I started cycling from Engelhartszell in the early morning and soon I had to change side of the Danube, which is no big problem if you can take a Fähre, a small wooden ferryboat that brings people from one side to the other, in case no bridge is available. In this particular case, I was the only client on board.
The wonderful cycling path continues completely surrounded by hills and trees, with all the possible shades (50 or even more) of green.
After a few kilometres the Danube decides to make a U turn or, better to say, an S turn. It’s not actually its fault if there are some granite hills in the area. Sometimes you have to find another way. And for a cyclist it means to get a ferry and get to the opposite side to admire this abrupt turn of nature.
The path continues then on the right (south) side of the river, although you can also cycle the north side, but then you have to go back and forth to do everything and I really do not have that much time. Maybe the next time I’ll choose the opposite pathes.

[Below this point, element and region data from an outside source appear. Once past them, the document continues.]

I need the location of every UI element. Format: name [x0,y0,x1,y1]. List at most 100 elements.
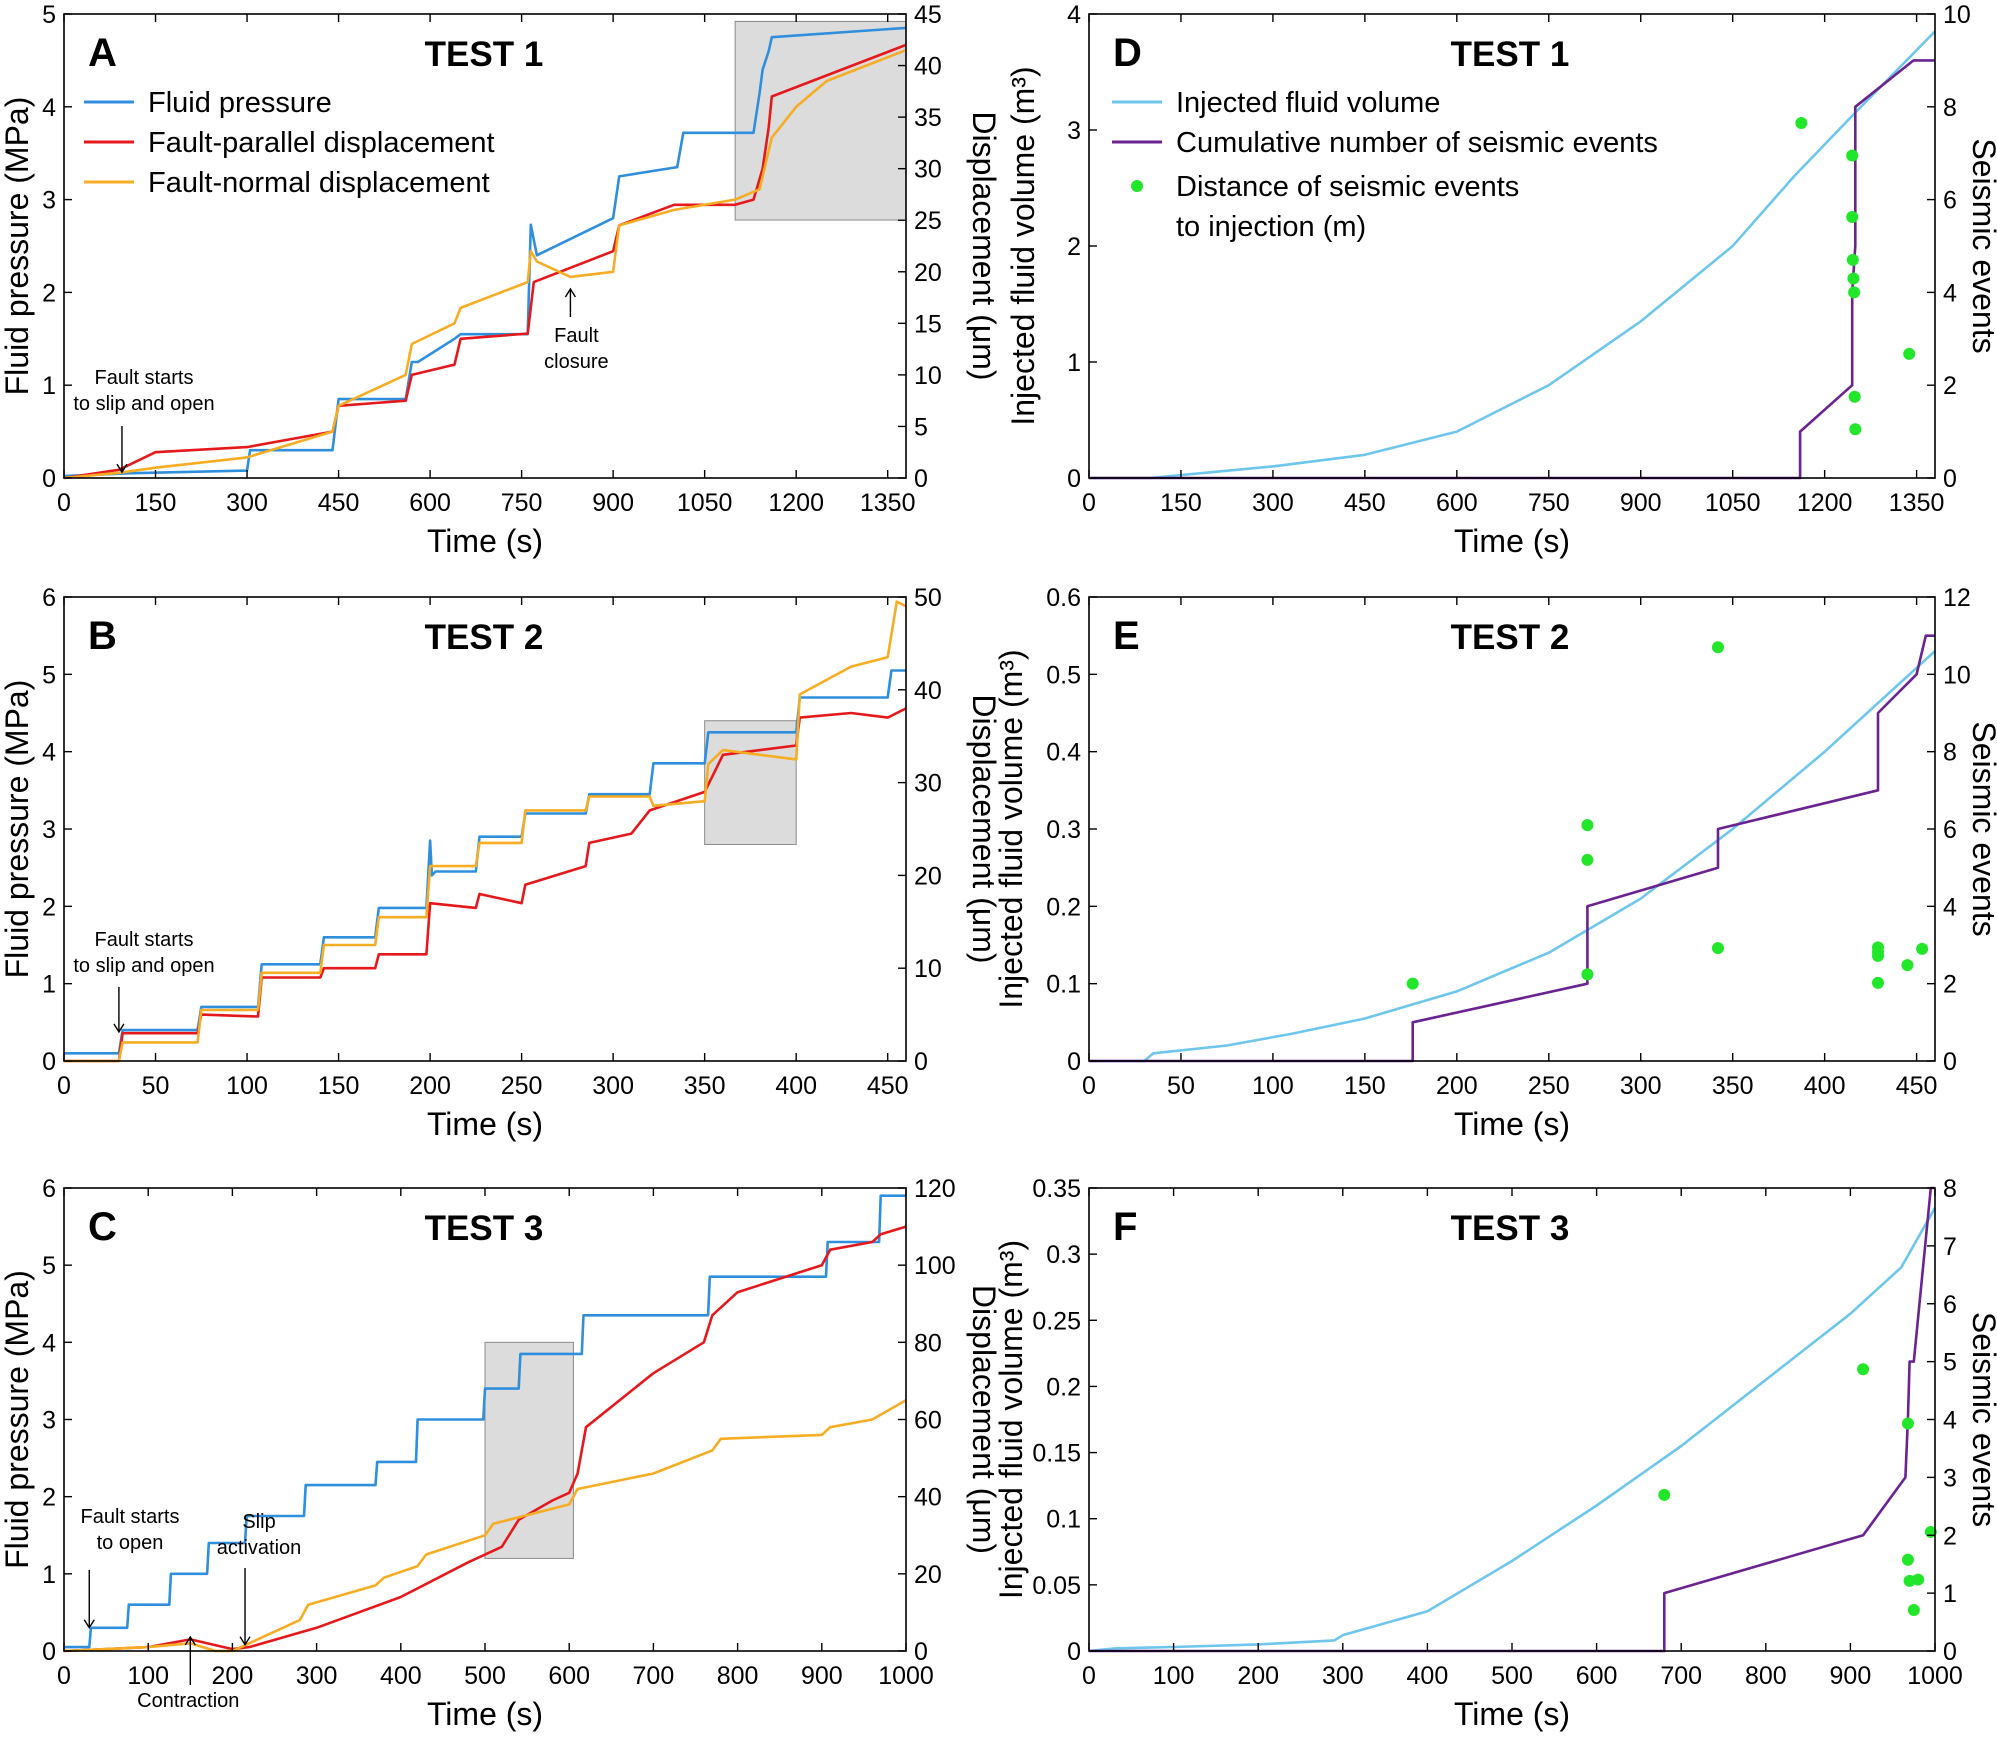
y-tick-label: 0 [42,1048,56,1076]
y-tick-label: 2 [42,1484,56,1512]
legend-entry: Distance of seismic events [1176,171,1519,203]
x-tick-label: 100 [1153,1662,1195,1690]
series-injected-fluid-volume [1089,650,1936,1063]
axes-frame [1088,596,1936,1062]
y2-tick-label: 10 [914,362,942,390]
x-tick-label: 600 [1436,489,1478,517]
x-tick-label: 50 [142,1072,170,1100]
x-tick-label: 450 [1896,1072,1938,1100]
x-tick-label: 300 [1252,489,1294,517]
scatter-point [1581,853,1594,866]
x-axis-label: Time (s) [1454,1106,1570,1142]
series-line [64,1194,906,1649]
series-fault-normal-displacement [63,48,907,480]
annotation: Fault starts to slip and open [73,929,215,1034]
y2-tick-label: 4 [1943,893,1957,921]
y2-axis-label: Displacement (μm) [966,694,1002,963]
series-line [63,48,907,480]
y-tick-label: 0.1 [1046,971,1081,999]
x-tick-label: 150 [1160,489,1202,517]
x-tick-label: 400 [380,1662,422,1690]
x-tick-label: 1200 [1797,489,1853,517]
legend-entry: Fault-normal displacement [148,167,490,199]
y2-tick-label: 40 [914,1484,942,1512]
y-tick-label: 0 [42,465,56,493]
x-tick-label: 400 [1804,1072,1846,1100]
annotation-text: to open [97,1532,164,1554]
legend-entry: Cumulative number of seismic events [1176,127,1658,159]
x-tick-label: 200 [409,1072,451,1100]
y2-tick-label: 100 [914,1252,956,1280]
panel-label: B [88,614,117,658]
annotation-text: activation [217,1537,302,1559]
x-tick-label: 1050 [677,489,733,517]
panel-title: TEST 3 [1451,1209,1570,1248]
y-tick-label: 0 [1067,465,1081,493]
x-tick-label: 750 [501,489,543,517]
y2-tick-label: 25 [914,207,942,235]
y-tick-label: 3 [42,1407,56,1435]
y-axis-label: Injected fluid volume (m³) [993,649,1029,1008]
x-tick-label: 250 [1528,1072,1570,1100]
scatter-point [1916,942,1929,955]
x-tick-label: 300 [592,1072,634,1100]
panel-B: 0 50 100 150 200 250 300 350 400 4500123456010203… [0,584,1002,1142]
x-tick-label: 1050 [1705,489,1761,517]
y2-tick-label: 6 [1943,1291,1957,1319]
y2-tick-label: 0 [1943,465,1957,493]
y-tick-label: 5 [42,661,56,689]
y-tick-label: 3 [42,187,56,215]
panel-D: 0 150 300 450 600 750 900 1050 1200 1350012340246… [1005,1,1997,559]
y-tick-label: 0 [1067,1048,1081,1076]
x-tick-label: 0 [57,489,71,517]
series-line [64,600,907,1063]
x-tick-label: 1350 [1889,489,1945,517]
y-tick-label: 0 [42,1638,56,1666]
series-line [63,1225,907,1653]
x-tick-label: 350 [684,1072,726,1100]
x-tick-label: 350 [1712,1072,1754,1100]
y2-tick-label: 10 [1943,661,1971,689]
series-fluid-pressure [64,1194,906,1649]
series-injected-fluid-volume [1088,1207,1937,1653]
scatter-point [1847,272,1860,285]
y-tick-label: 2 [1067,233,1081,261]
y2-tick-label: 0 [1943,1048,1957,1076]
annotation-arrowhead [184,1635,196,1646]
scatter-point [1846,211,1859,223]
series-fault-parallel-displacement [63,43,907,480]
y2-tick-label: 10 [914,955,942,983]
x-tick-label: 700 [1660,1662,1702,1690]
scatter-point [1846,253,1859,266]
panel-label: D [1113,31,1142,75]
series-fluid-pressure [64,669,906,1055]
panel-C: 0 100 200 300 400 500 600 700 800 900 100001234560… [0,1175,1002,1732]
annotation-text: to slip and open [73,393,214,415]
axes-frame [63,13,907,479]
y2-tick-label: 120 [914,1175,956,1203]
annotation-text: to slip and open [73,955,214,977]
y-tick-label: 1 [1067,349,1081,377]
y2-axis-label: Displacement (μm) [966,1285,1002,1554]
x-tick-label: 500 [464,1662,506,1690]
y2-axis-label: Seismic events [1966,138,1997,353]
y-tick-label: 2 [42,279,56,307]
y-tick-label: 6 [42,584,56,612]
x-tick-label: 900 [1620,489,1662,517]
annotation-arrowhead [113,1023,125,1034]
x-tick-label: 700 [633,1662,675,1690]
y-tick-label: 0.5 [1046,661,1081,689]
y-tick-label: 0.6 [1046,584,1081,612]
scatter-point [1848,286,1861,299]
legend: Fluid pressure Fault-parallel displacemen… [84,87,495,199]
y2-tick-label: 2 [1943,971,1957,999]
y-tick-label: 5 [42,1252,56,1280]
axes-frame [1088,13,1936,479]
y2-tick-label: 5 [1943,1349,1957,1377]
legend-entry: Fluid pressure [148,87,332,119]
y-tick-label: 1 [42,971,56,999]
scatter-point [1912,1573,1925,1586]
x-tick-label: 150 [135,489,177,517]
y2-tick-label: 0 [1943,1638,1957,1666]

During the afternoon I was caught in the rain, so all I manage to take is a selfie, which means a picture of myself (as I would have said a few years back), while being soaking wet. That’s the price you pay if you want to get out there. Well, I have to say it’s worth every penny (mmm, eurocent, sorry).
The second day of my short cycling tour along the Danube ended in Linz, a scenic spot and capital of Upper Austria (as opposed to Lower Austria, following the downstream of Danube you go from Upper to Lower).
Being the capital of the region, Linz has a popoulation of a little less than 200 000 inhabitans and it is a lively industrial centre, as you can notice from the huge amount of sand that is gathered along the river. But it is also a historical town, the most important centre of the region since the 15th century.
The main cultural sites are the Martinskirche, Austria’s oldest surviving church (8th century) as well as the newer Alter Dom, a former Jesuit church which was chosen in the 18th centurty as the cathedral of protestant Linz. Another nice site is the Schoss, the castle built in the 15th century by Emperor Friedtich III as his residence, on the top of the hill just above the current city centre.
Going fast forward in time, it is worth mentioning the Ars Electronica Center, museum of virtual worlds, showing the latest technical discoveries, such as virtual-reality simulation of space and time travels.